The first step in understanding what is in a woodlot is a survey of available aerial images and maps. Depending on when and why they were developed, existing maps may already delineate the different stand types, roads, and water bodies in a woodlot. Aerial imagery can be used to create these maps and to judge the accuracy of outdated or broad-scale maps when newer information is not available (Gougeon, 2014). Forest resource inventory maps are variably available across Canada and may be found through provincial open spatial data hubs [see chapter: National and Provincial Datasets]. LiDAR mapping may also be an option for stand delineation (Wang et al., 2004). 

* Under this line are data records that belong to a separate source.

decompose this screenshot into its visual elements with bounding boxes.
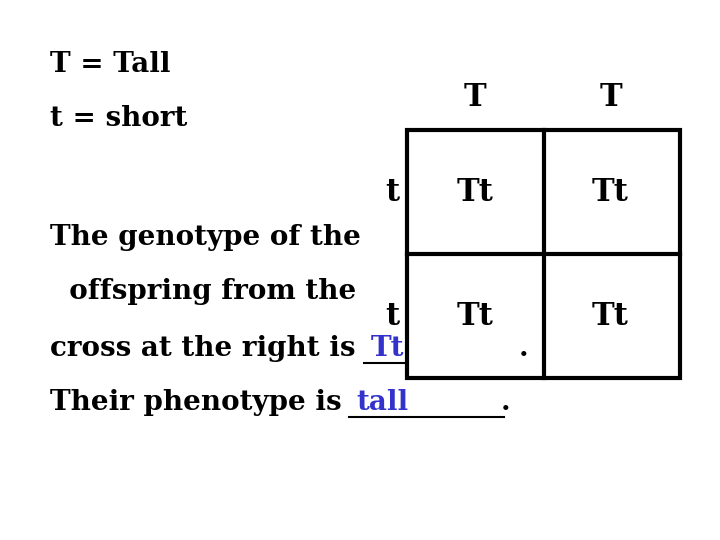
Text: Tt: Tt bbox=[592, 177, 629, 208]
Bar bbox=[407, 130, 680, 378]
Text: .: . bbox=[518, 335, 528, 362]
Text: T: T bbox=[599, 82, 622, 113]
Text: Tt: Tt bbox=[456, 301, 494, 333]
Text: T = Tall: T = Tall bbox=[50, 51, 171, 78]
Text: .: . bbox=[500, 389, 510, 416]
Text: t: t bbox=[385, 177, 400, 208]
Text: The genotype of the: The genotype of the bbox=[50, 224, 361, 251]
Text: tall: tall bbox=[356, 389, 408, 416]
Text: offspring from the: offspring from the bbox=[50, 278, 356, 305]
Text: t: t bbox=[385, 301, 400, 333]
Text: Tt: Tt bbox=[456, 177, 494, 208]
Text: t = short: t = short bbox=[50, 105, 188, 132]
Text: Their phenotype is: Their phenotype is bbox=[50, 389, 351, 416]
Text: Tt: Tt bbox=[371, 335, 405, 362]
Text: Tt: Tt bbox=[592, 301, 629, 333]
Text: T: T bbox=[464, 82, 487, 113]
Text: cross at the right is: cross at the right is bbox=[50, 335, 366, 362]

After getting a basic idea of what stands and other features are present in a woodlot, a sampling plan can be developed to build a basic inventory. The simplest form of woodlot inventory sampling is a timber cruise. In this form of inventory, sample locations (plots of variable size) are selected where surveyors record tree species, diameter, and growth form, which are then used to estimate the number of each tree species and the amount of basal area and merchantable timber per hectare. There are many guides to timber cruising provided by provincial governments and woodlot associations. However, this kind of inventory does not provide sufficient information on forest structure, composition, plant diversity, non-tree plant species, soil condition, forest community, and other aspects of woodlots, which determine their ecological integrity, combined health, and classification. A more detailed inventory, often based on fixed area plots and which collects data on species besides trees as well as site characteristics, can better support tailored management for multiple purposes such as monitoring, habitat and species-at-risk protection, regeneration success, recreation, or carbon stock (Day and Puric-Mladenovic, 2012). One such inventory and monitoring program is the Vegetation Sampling Protocol (VSP) (Puric-Mladenovic, 2016), which can be adjusted to different spatial scales depending on landscape and management needs (Puric-Mladenovic & Baird, 2017). VSP is a sampling protocol that collects multipurpose, detailed information on trees and their size, but also a full species list, dead wood, and invasive species abundance (Sherman, 2015). VSP, as a strategic inventory, gathers information that is multi-functional and standardized (data collection and web-based portal for data entry), and gives a precise record of spatial extent and location, enabling field data to be transferred into diverse spatial formats and vegetation mapping products. It is also used for monitoring as it enables resampling and tracking changes in forest ecosystems over time and space. Detailed protocols such as this can be great resources when creating detailed inventories and flexible woodlot management plans.